« Le recours à la pharmacologie pour les soins douloureux de l’enfant est encore rare, mais il devrait grandir aussi vite qu’à Trousseau, quand les professionnels ont été formés, dans des services d’urgences ou d’hémato-oncologie notamment, tant l’usage de la kétamine est "facile". Une manière plus "élégante" de soigner, sans contention majeure », souligne le Pr Daniel Annequin, unité Douleur de l’Hôpital Trousseau (Paris).
Il s’agit d’un produit ancien, un anesthésique « tout terrain » en raison de sa grande marge de sécurité (lorsque les moyens de ventilation sont inaccessibles), utilisé initialement en anesthésie générale à des doses 4 fois supérieures. Ici, la présence d’un médecin anesthésiste n’est pas nécessaire ; le médecin hospitalier qui l’administre doit par contre être spécifiquement formé à son usage. Idéalement, ce médecin a lui-même assisté à au moins une dizaine de gestes sous kétamine. Il connaît la pharmacologie du produit, sait identifier les contre-indications, ainsi que reconnaître et traiter les très rares effets indésirables sérieux (laryngospasme, apnée, « airway » obstructif, tirage laryngé, etc.). Enfin, il doit savoir pratiquer les manœuvres respiratoires élémentaires : luxation du maxillaire inférieur, ventilation au masque, etc.
Sans dépression respiratoire
À l’inverse des anesthésiques classiques, il stimule le cerveau, ce qui permet d’éviter dépression respiratoire et/ou cardiovasculaire. Son effet antalgique est dissociatif, s’exerce au niveau du thalamus où les influx douloureux (sensoriels et émotionnels) sont découplés. L’enfant garde souvent les yeux ouverts, il rêve ; les hallucinations (LSD-like) observées à doses plus élevées sont exceptionnelles. Les réflexes de protection laryngée sont maintenus, voire amplifiés, ce qui met l’enfant à l’abri de fausse route.
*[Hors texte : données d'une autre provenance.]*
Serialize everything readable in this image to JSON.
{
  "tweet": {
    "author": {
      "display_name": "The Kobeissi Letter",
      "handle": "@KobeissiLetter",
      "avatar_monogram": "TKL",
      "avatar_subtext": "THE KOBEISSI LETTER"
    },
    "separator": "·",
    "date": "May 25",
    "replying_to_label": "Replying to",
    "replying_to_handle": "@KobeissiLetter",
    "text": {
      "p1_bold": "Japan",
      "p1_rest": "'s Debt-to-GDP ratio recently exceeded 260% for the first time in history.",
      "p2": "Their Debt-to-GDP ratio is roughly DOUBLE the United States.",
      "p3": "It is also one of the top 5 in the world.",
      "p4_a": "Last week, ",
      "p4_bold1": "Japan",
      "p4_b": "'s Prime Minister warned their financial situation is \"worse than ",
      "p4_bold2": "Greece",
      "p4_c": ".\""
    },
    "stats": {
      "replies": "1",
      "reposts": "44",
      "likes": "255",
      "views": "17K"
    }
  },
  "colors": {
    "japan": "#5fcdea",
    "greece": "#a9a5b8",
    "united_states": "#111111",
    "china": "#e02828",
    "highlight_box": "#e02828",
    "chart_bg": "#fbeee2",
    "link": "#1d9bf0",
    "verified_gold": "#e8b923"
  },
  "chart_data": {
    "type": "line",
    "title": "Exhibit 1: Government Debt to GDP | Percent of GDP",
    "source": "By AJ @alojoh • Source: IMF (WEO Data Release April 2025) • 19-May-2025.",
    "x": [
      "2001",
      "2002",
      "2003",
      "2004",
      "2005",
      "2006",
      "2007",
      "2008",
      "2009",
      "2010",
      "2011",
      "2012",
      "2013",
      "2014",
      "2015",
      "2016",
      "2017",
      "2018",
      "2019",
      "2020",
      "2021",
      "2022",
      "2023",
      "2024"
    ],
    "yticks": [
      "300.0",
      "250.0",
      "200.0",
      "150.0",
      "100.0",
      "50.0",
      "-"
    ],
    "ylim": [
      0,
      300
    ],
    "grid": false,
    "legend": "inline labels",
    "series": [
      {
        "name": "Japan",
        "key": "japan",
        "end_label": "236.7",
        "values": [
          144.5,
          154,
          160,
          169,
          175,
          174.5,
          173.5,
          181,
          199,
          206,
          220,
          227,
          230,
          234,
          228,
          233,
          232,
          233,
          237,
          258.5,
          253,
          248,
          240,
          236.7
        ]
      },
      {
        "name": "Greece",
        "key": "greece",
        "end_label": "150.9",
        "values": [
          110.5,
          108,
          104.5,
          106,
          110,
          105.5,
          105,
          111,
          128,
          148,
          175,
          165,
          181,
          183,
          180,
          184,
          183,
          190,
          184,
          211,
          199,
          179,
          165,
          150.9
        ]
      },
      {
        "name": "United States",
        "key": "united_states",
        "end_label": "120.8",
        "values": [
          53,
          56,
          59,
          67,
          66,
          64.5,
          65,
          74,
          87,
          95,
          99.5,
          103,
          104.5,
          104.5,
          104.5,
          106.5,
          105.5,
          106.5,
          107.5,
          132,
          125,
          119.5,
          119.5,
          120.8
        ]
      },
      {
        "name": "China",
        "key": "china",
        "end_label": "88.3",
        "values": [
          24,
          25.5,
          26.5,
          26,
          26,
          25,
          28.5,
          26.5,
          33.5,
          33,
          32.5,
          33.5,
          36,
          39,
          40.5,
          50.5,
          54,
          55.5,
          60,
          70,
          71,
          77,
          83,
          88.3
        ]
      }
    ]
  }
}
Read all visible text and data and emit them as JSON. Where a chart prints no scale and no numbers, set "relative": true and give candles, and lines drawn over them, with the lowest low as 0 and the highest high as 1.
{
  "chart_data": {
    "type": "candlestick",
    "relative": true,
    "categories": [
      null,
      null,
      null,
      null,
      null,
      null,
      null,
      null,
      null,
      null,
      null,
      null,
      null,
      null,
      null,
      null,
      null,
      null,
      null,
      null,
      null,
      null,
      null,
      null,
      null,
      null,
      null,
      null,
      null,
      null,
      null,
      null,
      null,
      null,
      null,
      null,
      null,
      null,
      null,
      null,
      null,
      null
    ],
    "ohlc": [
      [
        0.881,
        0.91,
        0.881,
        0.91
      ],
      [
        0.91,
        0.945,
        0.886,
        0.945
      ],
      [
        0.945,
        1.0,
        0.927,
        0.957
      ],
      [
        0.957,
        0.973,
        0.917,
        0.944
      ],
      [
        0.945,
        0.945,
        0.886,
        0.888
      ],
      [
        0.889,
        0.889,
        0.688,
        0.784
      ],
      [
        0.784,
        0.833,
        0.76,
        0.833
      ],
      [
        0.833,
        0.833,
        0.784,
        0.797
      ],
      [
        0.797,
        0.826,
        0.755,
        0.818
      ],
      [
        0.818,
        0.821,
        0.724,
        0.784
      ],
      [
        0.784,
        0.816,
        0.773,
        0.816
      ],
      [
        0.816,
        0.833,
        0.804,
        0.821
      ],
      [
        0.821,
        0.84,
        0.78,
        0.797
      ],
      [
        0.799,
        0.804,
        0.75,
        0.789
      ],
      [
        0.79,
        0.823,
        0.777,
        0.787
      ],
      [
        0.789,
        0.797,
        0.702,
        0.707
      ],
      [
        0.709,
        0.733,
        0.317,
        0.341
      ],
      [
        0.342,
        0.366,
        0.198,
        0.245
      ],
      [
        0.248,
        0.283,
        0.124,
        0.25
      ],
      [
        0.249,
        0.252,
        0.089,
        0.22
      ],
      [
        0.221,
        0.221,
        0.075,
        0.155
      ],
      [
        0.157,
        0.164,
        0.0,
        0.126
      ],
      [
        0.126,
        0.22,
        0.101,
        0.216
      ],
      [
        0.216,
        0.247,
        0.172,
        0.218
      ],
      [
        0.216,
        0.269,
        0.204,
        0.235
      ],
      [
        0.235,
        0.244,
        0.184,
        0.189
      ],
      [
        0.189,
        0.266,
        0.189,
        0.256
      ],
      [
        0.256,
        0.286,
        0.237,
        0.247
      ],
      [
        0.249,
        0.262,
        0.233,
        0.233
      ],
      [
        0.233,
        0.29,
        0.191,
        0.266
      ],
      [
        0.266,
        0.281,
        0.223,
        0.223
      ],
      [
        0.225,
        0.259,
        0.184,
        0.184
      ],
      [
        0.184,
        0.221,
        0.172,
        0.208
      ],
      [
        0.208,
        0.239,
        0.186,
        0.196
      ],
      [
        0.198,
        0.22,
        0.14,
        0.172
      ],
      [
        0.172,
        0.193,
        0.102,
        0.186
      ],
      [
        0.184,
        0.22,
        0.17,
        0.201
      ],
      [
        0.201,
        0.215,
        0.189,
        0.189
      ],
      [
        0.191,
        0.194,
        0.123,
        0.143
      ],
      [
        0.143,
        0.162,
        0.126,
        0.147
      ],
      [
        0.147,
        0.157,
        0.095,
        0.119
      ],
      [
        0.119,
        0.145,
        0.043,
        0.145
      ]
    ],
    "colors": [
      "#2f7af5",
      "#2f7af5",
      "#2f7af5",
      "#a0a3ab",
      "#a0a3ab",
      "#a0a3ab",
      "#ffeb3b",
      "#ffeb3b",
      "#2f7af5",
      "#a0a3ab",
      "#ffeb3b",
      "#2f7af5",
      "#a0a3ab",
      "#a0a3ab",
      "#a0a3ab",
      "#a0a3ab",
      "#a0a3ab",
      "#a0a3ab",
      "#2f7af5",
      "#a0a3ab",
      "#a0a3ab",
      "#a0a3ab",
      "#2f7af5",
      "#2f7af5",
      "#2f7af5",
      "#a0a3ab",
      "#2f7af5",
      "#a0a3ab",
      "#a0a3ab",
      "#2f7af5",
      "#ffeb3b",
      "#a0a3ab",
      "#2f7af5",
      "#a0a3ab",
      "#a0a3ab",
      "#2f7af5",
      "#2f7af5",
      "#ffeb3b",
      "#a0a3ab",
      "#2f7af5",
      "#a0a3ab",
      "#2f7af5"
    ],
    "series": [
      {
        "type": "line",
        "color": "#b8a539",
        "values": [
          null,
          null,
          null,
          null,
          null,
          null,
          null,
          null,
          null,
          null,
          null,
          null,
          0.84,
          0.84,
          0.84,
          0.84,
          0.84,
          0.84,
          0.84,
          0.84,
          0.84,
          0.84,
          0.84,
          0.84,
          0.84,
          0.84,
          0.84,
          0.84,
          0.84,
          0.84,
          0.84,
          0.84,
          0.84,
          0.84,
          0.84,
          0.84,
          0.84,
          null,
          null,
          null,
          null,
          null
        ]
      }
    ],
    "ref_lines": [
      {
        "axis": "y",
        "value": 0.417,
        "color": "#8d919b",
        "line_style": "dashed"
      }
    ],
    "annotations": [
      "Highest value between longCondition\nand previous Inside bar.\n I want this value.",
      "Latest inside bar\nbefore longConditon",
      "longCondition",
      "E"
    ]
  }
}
Les contre-indications absolues sont rares : l’âge, en dessous de 6 mois, un enfant psychotique, un geste intra-buccal ou l’absence de personnel formé. Les contre-indications relatives (le risque pouvant être supérieur au bénéfice) sont des voies aériennes instables ou potentiellement obstruées, infectées, une comitialité, un traumatisme crânien avec perte de connaissance, etc.
La kétamine peut être administrée à partir de 6 mois donc, à la dose de 0,5 mg/kg pour commencer, en intraveineuse directement. Après un délai d’action de 2 minutes, le temps d’action est bref (7 minutes environ) et autorise une ponction lombaire par exemple, un myélogramme ou un pansement de cathéter. Elle peut être associée au MEOPA (pour les enfants non phobiques du masque). En une heure après une injection unique, le produit est complètement métabolisé et n’oblige à aucune surveillance au-delà. « Les symptômes qui pourraient survenir après le soin, au domicile, n’auraient aucun lien avec le produit », rassure le Pr Annequin.